Methodologies

Process of building COQA


  • Find a medium-size open KB that is suitable for a final year project. Around 1 million will be the right size.

  • Adapt the current canonicalization code to build a canonicalized KB, which is written mainly in Java. The main area that we are aspired to improve is the similarity function. We will try to plug in various of contextual factors inside the similarity function, implementing various approximation method, in hope of making the clustering process accurate as well as efficient.

  • Build a QA system on top of the canonicalized KB. The current QA systems need to be adjusted for it to apply on canonicalized KB, which has totally different feature vectors. Various machine learning methods and fine-tuning will also be investigated, in hope of improving its probability to select out the most suitable matching assertion. This part will probably be written in Python.

  • Implement a automatic populater which can populate the KB automatically, based on the linking of current assertions as well as natural language processing to deal with sentence semantics.

  • Investigate different parsing methods to improve the probability of right parsing of the proposed question.

Evaluation metrics

As has been stated above, applying canonicalization is mainly for improving the performance of QA system. To see the degree to which the performance has been improved, we will need some evaluation metrics to compare the performance of OQA and our product COQA. We will mainly use the following metrics.

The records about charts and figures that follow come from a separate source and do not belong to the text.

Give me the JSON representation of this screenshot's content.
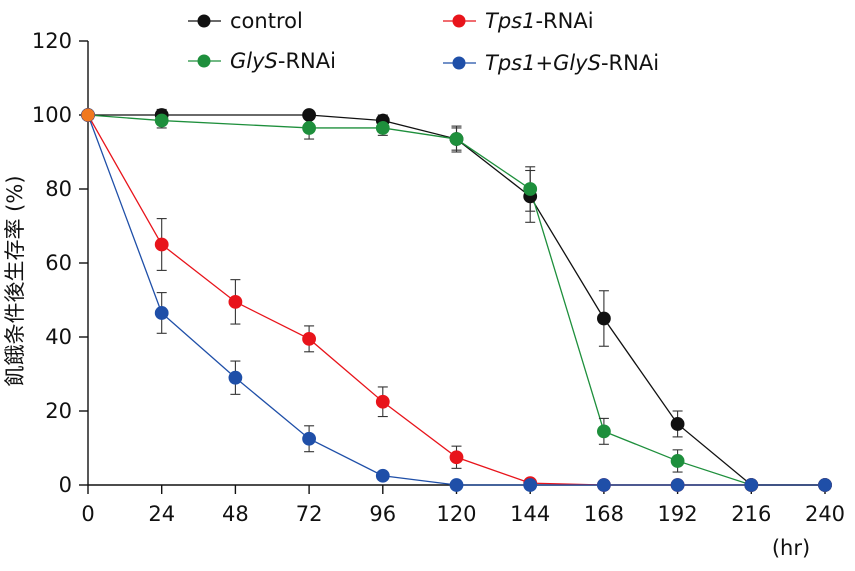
{
  "chart_data": {
    "type": "line",
    "title": "",
    "xlabel": "(hr)",
    "ylabel": "飢餓条件後生存率 (%)",
    "x": [
      0,
      24,
      48,
      72,
      96,
      120,
      144,
      168,
      192,
      216,
      240
    ],
    "xlim": [
      0,
      240
    ],
    "ylim": [
      0,
      120
    ],
    "x_ticks": [
      "0",
      "24",
      "48",
      "72",
      "96",
      "120",
      "144",
      "168",
      "192",
      "216",
      "240"
    ],
    "y_ticks": [
      "0",
      "20",
      "40",
      "60",
      "80",
      "100",
      "120"
    ],
    "grid": false,
    "legend_position": "top",
    "series": [
      {
        "name": "control",
        "legend_parts": [
          {
            "text": "control",
            "italic": false
          }
        ],
        "color": "#111111",
        "x": [
          0,
          24,
          72,
          96,
          120,
          144,
          168,
          192,
          216,
          240
        ],
        "values": [
          100,
          100,
          100,
          98.5,
          93.5,
          78,
          45,
          16.5,
          0,
          0
        ],
        "errors": [
          0,
          1.5,
          1,
          1.5,
          3,
          7,
          7.5,
          3.5,
          0,
          0
        ]
      },
      {
        "name": "GlyS-RNAi",
        "legend_parts": [
          {
            "text": "GlyS",
            "italic": true
          },
          {
            "text": "-RNAi",
            "italic": false
          }
        ],
        "color": "#1e8f3c",
        "x": [
          0,
          24,
          72,
          96,
          120,
          144,
          168,
          192,
          216,
          240
        ],
        "values": [
          100,
          98.5,
          96.5,
          96.5,
          93.5,
          80,
          14.5,
          6.5,
          0,
          0
        ],
        "errors": [
          0,
          2,
          3,
          2,
          3.5,
          6,
          3.5,
          3,
          0,
          0
        ]
      },
      {
        "name": "Tps1-RNAi",
        "legend_parts": [
          {
            "text": "Tps1",
            "italic": true
          },
          {
            "text": "-RNAi",
            "italic": false
          }
        ],
        "color": "#e8141b",
        "x": [
          0,
          24,
          48,
          72,
          96,
          120,
          144,
          168,
          192,
          216,
          240
        ],
        "values": [
          100,
          65,
          49.5,
          39.5,
          22.5,
          7.5,
          0.5,
          0,
          0,
          0,
          0
        ],
        "errors": [
          0,
          7,
          6,
          3.5,
          4,
          3,
          0,
          0,
          0,
          0,
          0
        ]
      },
      {
        "name": "Tps1+GlyS-RNAi",
        "legend_parts": [
          {
            "text": "Tps1",
            "italic": true
          },
          {
            "text": "+",
            "italic": false
          },
          {
            "text": "GlyS",
            "italic": true
          },
          {
            "text": "-RNAi",
            "italic": false
          }
        ],
        "color": "#1f4fa8",
        "x": [
          0,
          24,
          48,
          72,
          96,
          120,
          144,
          168,
          192,
          216,
          240
        ],
        "values": [
          100,
          46.5,
          29,
          12.5,
          2.5,
          0,
          0,
          0,
          0,
          0,
          0
        ],
        "errors": [
          0,
          5.5,
          4.5,
          3.5,
          0,
          0,
          0,
          0,
          0,
          0,
          0
        ]
      }
    ],
    "start_point_color": "#f07820"
  }
}
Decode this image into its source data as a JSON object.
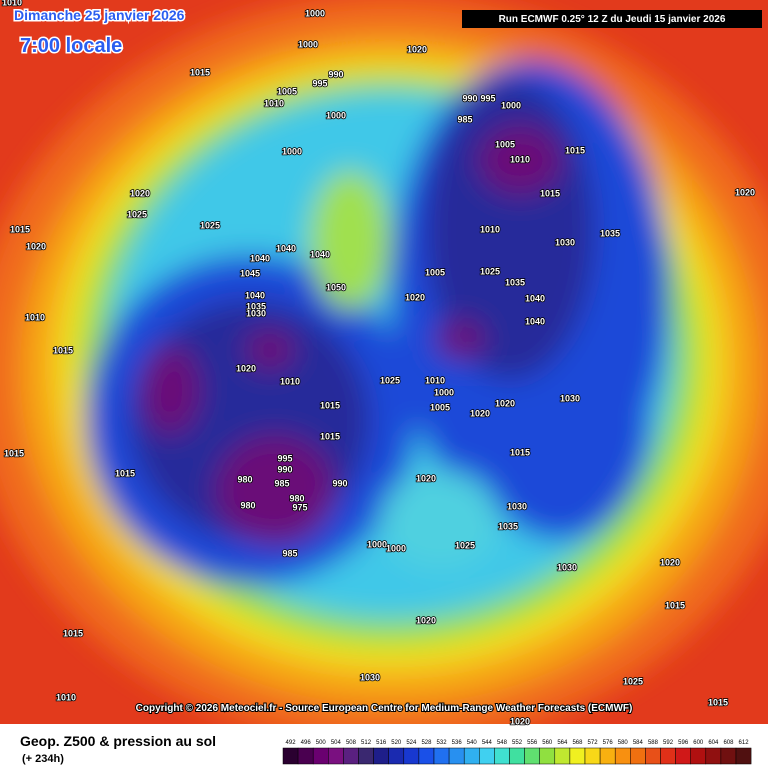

  • Recall reflects the overall ability of our QA system to answer various questions across different domains. A high recall requires the breadth of knowledge of the underlying KB, and therefore this is where existing curated KB-QA systems consistently underperformed. It also requires our COQA system to parse questions correctly to form the representative queries.

  • Precision factors in all questions answered by the QA system and determines how precise these answers are. Precision is the main weakness of an uncanonicalized open KB compared with curated KBs in question-answering tasks, due to the large amount of noisy data a raw open KB normally contains. In this project, precision will reflect the effectiveness of our canonicalization approach. A high precision is also highly dependent on correct training of the machine learning model to rank results.

  • F1 Score is the harmonic average of precision and recall, ranging from 0 to 1. F1 score seeks a balance between recall and precision. Essentially, one of the goals we set out to achieve with a canonicalized open KB (instead of a curated KB) is to balance more data (completeness, favoring recall) with better data (correctness, favoring precision). Theoretically, canonicalization is expected to improve both recall and precision up to a certain level. Beyond that level, a higher recall may come at the expense of a lower precision, and vice versa. This recall/precision trade-off will be carefully studied in order to reach a reasonable compromise between the two.

Our team will first focus on achieving a high recall, to make sure our system can answer a grand scope of questions. We will then try to improve the precision by improving every step from question parsing to result ranking. The combined improvement of recall and precision is believed to give us a huge improvement in terms of F1 score.